I can tell you now that the decade from January 1st, 1990 to December 31st, 1999, contains an enormity of fine film-making—and unlike some of the tried-and-true recipe, somewhat molded (while still being great) films, the 90s contained an inordinate number of true breakout writers and directors to date (e.g. Quentin Tarantino, the Coen brothers, and, I contend, the true evolution of Clint Eastwood from decades-great writer/director/actor to quintessential, all-time writer/director, film legend).

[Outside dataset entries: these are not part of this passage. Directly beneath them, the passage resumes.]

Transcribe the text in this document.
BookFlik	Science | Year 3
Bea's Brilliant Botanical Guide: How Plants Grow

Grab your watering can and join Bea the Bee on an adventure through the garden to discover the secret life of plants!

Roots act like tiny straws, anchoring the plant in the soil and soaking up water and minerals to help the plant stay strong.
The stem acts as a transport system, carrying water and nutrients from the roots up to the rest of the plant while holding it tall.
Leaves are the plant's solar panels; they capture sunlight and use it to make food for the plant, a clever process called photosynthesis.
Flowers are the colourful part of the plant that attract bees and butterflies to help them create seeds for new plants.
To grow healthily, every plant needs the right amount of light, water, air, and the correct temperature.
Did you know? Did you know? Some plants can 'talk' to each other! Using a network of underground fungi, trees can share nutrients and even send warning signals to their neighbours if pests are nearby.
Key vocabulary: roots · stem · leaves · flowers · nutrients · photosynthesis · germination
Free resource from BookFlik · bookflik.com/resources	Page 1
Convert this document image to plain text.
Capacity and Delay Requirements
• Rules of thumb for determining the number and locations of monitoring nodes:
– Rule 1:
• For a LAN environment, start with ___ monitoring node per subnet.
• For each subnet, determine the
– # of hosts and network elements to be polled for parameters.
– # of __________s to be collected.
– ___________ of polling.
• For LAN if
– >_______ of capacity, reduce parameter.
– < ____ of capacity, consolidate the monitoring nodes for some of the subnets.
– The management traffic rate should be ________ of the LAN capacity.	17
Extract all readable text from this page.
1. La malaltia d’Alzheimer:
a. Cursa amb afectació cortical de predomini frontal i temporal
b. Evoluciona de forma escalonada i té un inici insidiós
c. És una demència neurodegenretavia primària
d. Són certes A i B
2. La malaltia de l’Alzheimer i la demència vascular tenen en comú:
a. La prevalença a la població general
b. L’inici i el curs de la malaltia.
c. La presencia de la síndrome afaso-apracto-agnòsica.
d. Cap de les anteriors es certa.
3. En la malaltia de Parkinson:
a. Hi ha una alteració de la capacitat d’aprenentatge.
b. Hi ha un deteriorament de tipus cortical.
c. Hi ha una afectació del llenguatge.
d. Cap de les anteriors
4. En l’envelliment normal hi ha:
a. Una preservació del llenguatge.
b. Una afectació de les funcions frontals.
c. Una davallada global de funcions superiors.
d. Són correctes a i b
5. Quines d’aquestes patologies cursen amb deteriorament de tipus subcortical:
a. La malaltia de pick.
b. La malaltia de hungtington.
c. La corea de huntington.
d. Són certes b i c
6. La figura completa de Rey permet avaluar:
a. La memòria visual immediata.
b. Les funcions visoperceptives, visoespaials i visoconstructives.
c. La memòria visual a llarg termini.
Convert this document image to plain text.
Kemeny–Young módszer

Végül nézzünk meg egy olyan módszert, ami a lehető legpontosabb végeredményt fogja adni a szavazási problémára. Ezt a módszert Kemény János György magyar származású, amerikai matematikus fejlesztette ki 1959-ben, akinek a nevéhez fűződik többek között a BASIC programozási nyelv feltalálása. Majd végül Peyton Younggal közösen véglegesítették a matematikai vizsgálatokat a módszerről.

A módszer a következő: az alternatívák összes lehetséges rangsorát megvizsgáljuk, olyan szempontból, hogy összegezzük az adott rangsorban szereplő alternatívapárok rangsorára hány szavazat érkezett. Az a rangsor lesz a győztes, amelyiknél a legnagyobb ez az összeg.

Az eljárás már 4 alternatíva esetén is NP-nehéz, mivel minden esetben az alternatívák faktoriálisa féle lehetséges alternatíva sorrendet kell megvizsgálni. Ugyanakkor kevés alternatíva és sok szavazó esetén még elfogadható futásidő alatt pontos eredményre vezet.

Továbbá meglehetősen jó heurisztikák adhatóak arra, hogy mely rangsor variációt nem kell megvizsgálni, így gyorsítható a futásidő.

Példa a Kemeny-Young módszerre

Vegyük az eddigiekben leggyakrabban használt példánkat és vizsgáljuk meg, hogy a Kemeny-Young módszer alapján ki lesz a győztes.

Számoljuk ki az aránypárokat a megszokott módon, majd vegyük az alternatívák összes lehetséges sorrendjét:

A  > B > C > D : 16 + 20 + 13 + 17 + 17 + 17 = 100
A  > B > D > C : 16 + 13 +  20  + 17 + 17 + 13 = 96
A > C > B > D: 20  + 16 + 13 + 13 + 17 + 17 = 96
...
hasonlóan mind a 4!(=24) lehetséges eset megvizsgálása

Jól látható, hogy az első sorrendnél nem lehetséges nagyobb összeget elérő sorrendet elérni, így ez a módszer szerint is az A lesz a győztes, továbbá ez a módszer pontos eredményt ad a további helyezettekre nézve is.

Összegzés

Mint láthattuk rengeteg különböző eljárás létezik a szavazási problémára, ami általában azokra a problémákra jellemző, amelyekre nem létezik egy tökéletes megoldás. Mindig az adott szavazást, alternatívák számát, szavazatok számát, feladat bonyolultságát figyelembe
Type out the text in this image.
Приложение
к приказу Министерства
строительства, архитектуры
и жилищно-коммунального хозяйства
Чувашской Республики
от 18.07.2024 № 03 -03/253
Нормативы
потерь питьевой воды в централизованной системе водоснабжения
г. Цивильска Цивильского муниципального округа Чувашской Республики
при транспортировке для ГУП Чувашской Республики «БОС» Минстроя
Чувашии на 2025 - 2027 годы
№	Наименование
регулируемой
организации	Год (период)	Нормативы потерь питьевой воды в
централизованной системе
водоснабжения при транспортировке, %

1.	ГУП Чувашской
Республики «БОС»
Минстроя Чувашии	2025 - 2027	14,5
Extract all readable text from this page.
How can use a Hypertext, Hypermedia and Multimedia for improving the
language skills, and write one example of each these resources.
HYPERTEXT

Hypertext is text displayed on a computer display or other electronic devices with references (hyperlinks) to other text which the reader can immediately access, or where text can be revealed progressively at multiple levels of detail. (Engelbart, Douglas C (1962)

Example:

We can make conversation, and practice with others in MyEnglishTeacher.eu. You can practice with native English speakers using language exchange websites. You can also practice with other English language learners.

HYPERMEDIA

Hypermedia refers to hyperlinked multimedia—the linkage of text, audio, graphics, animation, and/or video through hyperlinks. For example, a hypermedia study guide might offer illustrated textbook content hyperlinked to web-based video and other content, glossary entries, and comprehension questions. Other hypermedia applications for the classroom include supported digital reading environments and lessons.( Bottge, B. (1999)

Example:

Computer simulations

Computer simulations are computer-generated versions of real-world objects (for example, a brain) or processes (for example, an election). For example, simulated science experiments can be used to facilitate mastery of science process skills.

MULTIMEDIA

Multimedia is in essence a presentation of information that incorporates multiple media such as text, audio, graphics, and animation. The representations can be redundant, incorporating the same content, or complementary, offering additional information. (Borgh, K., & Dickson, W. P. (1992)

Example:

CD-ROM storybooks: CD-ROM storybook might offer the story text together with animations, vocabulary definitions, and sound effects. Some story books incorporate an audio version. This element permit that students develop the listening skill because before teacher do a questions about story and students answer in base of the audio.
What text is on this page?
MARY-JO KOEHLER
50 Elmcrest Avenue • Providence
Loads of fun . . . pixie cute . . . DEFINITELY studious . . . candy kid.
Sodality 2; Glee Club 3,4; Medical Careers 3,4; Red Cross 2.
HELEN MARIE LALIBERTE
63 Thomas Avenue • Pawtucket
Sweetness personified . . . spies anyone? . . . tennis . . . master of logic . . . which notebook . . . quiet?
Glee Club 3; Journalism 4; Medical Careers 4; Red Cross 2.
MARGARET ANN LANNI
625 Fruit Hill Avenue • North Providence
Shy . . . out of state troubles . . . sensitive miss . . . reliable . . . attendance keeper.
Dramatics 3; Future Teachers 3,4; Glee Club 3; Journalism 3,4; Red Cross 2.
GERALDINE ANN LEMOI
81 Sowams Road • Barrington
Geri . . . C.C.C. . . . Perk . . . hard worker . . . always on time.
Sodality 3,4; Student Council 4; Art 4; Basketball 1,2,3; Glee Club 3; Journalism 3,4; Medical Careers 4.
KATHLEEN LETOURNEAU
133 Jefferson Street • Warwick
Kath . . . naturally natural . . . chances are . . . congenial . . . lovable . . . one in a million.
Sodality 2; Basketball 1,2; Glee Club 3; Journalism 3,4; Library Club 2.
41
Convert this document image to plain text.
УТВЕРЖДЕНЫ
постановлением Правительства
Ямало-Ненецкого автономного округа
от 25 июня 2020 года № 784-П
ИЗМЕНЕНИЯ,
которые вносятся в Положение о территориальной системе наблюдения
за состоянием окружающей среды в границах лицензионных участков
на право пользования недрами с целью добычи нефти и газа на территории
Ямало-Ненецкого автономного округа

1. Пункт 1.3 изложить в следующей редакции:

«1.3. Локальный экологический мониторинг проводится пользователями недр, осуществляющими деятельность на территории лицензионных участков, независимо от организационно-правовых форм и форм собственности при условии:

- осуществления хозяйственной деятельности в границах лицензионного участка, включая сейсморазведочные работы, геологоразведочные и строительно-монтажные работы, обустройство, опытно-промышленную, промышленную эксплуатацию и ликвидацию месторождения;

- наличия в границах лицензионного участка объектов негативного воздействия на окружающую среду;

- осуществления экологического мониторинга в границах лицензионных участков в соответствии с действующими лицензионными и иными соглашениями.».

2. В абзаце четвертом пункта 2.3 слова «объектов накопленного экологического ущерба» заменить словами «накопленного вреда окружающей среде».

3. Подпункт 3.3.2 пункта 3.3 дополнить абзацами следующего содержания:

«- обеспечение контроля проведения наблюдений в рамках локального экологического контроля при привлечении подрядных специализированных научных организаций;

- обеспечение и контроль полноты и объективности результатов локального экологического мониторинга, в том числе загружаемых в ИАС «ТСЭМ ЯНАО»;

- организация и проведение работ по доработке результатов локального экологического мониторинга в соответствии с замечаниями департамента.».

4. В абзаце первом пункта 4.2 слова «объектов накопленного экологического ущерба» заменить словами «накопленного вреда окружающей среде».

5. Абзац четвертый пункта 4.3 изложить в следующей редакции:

Hmm. By now, if you movie fans have not already Googled your own list out of sheer curiosity, I’m betting you’re plenty ready to see what movies the decade of the 1990s can claim as its own (minus those cats already out of the bag—or box, if you happen to be a big Schrödinger fan). I admit, I have been teasing you with a few of the more recognizable film posters along the way in this blog—whetting your cinematic appetite, while hopefully building up anticipation, as well.

So, if you’ve been paying attention, my next OCD-ish challenge has been how to present such a particularly royal list of one’s self-proclaimed field of expertise? (In other words, it really needs to be done right.)

I also happen to have a visual-spatial learning tendency, so I decided a movie poster representation of the top 1990-1999 films would be proper and, hopefully, visually pleasing to the reader as well:


Click Poster!


One Response to The 90s: Arguably The Best Decade In History For Top 100 Movies

  1. Jon says:

    Hey Rob, I did this with our kids. I enjoyed a lot of the 80s movies. Now my youngest has 80s posters all over her walls and has gone beyond that and purchased vinyls.

    Regarding your comment “I believe that is part of the trouble. For me, and perhaps many writers, the best (or at least the more prolific) words come when we, the writers, are as interested in the subject material as we hope our readers will be.”

    I agree. In an ideal world i would only write one book a year and spend the rest of the time gazing up at the moon for inspiration but alas i can’t do that.

    I find that doing this for a living doesn’t allow me the chance to wait for the muse to show up. I have no other choice but to show up and write and beat the muse into submission unless i want to go back to the job line.

    Lately i have been thinking of writing a few books that I want to write instead of just what readers want. Thrillers have got to the point where it seems as long as you are shooting someone, beating the crap out someone, people like it. (Otherwise they moan about it being too slow.) It’s becoming boring to me.

    Probably why I like a lot of off the wall types of movies. Indie movies to be more specific.